10.3. The receiving Party may disclose Confidential Information belonging to the other Party to the extent such disclosure is reasonably necessary in the following instances: (i) Regulatory filings; (ii) Prosecuting or defending litigation; (iii) Complying with applicable governmental laws and regulations; (iv) Disclosure in connection with the performance of this Agreement and solely on a “need-to-know basis”, to Affiliates, UNITAID, actual or potential donors, potential collaborators, research collaborators, employees, consultants or agents, each of whom prior to disclosure must be bound by similar obligations of confidentiality and non-use at least equivalent in scope to those set forth in this clause 10; provided however that the receiving Party will remain responsible for any failure by any such person who receives Confidential Information pursuant to this clause 10 to treat such Confidential Information as required under this clause 10.
10.4. If any Confidential Information is disclosed in accordance with clause 10.3, such disclosure will not cause any such information to cease to be Confidential Information except to the extent that such disclosure results in a public disclosure of such information (otherwise than by breach of this Agreement). Where reasonably possible, the receiving Party will notify the disclosing Party’s intent to make such disclosure pursuant to this clause 10.4 sufficiently prior to making such disclosure so as to allow the disclosing Party adequate time to take whatever action it may deem appropriate to protect the confidentiality of the information.
10.5. The Parties agree that a copy of this Agreement as well as of each Sub-licence Agreement may be publicly disclosed on MPP’s website. Such disclosure will not constitute a breach of either Party’s obligations under this clause 10.
Schedule 3. Development Agreement Term Sheet
11. Confidentiality: Confidentiality obligations similar to those established in Clause 10 of the Agreement will be included in the Development Agreement.

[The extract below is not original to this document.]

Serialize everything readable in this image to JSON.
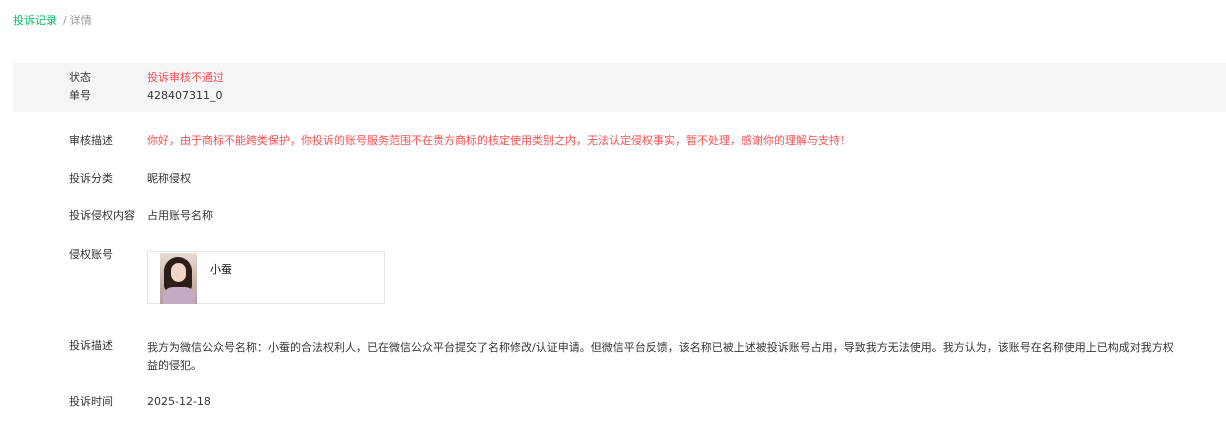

The Confidential Information exchanged under the Development Agreement may be shared with MedinCell and Unitaid.
12. Trademarks and names: Development Partner will not use MedinCell’s or MPP’s name or logo nor the name of any of the inventors or other principal researchers in any kind of promotional material other than for the purposes of complying with the Development Agreement, without the prior written agreement of both MPP and MedinCell.
Schedule 4. Commercialisation Agreement Term Sheet
11. Confidentiality: Confidentiality obligations similar to those established in Clause 10 of the Agreement will be included in the Commercialisation Agreement. The Confidential Information exchanged under the Commercialisation Agreement may be shared with MedinCell and Unitaid.

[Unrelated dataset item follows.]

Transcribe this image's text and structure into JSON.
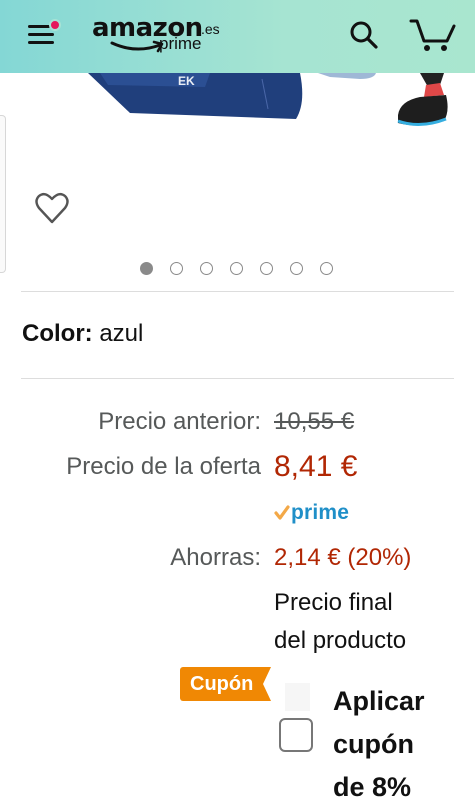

12. Trademarks and names: Commercialisation Partner will not use MedinCell’s or MPP’s name or logo nor the name of any of the inventors or other principal researchers in any kind of packaging and promotional material other than for the purposes of complying with the Commercialisation Agreement, without the prior written permission of both MPP’s and MedinCell’s authorised representative. The Final Product manufactured under the Commercialisation Agreement will be marked (to the extent not prohibited by law): (i) with a notice that such Final Product is sold under a license from MedinCell and MPP; and (ii) with all markings and notices as may be required by applicable law, including in relation to patent and other intellectual property.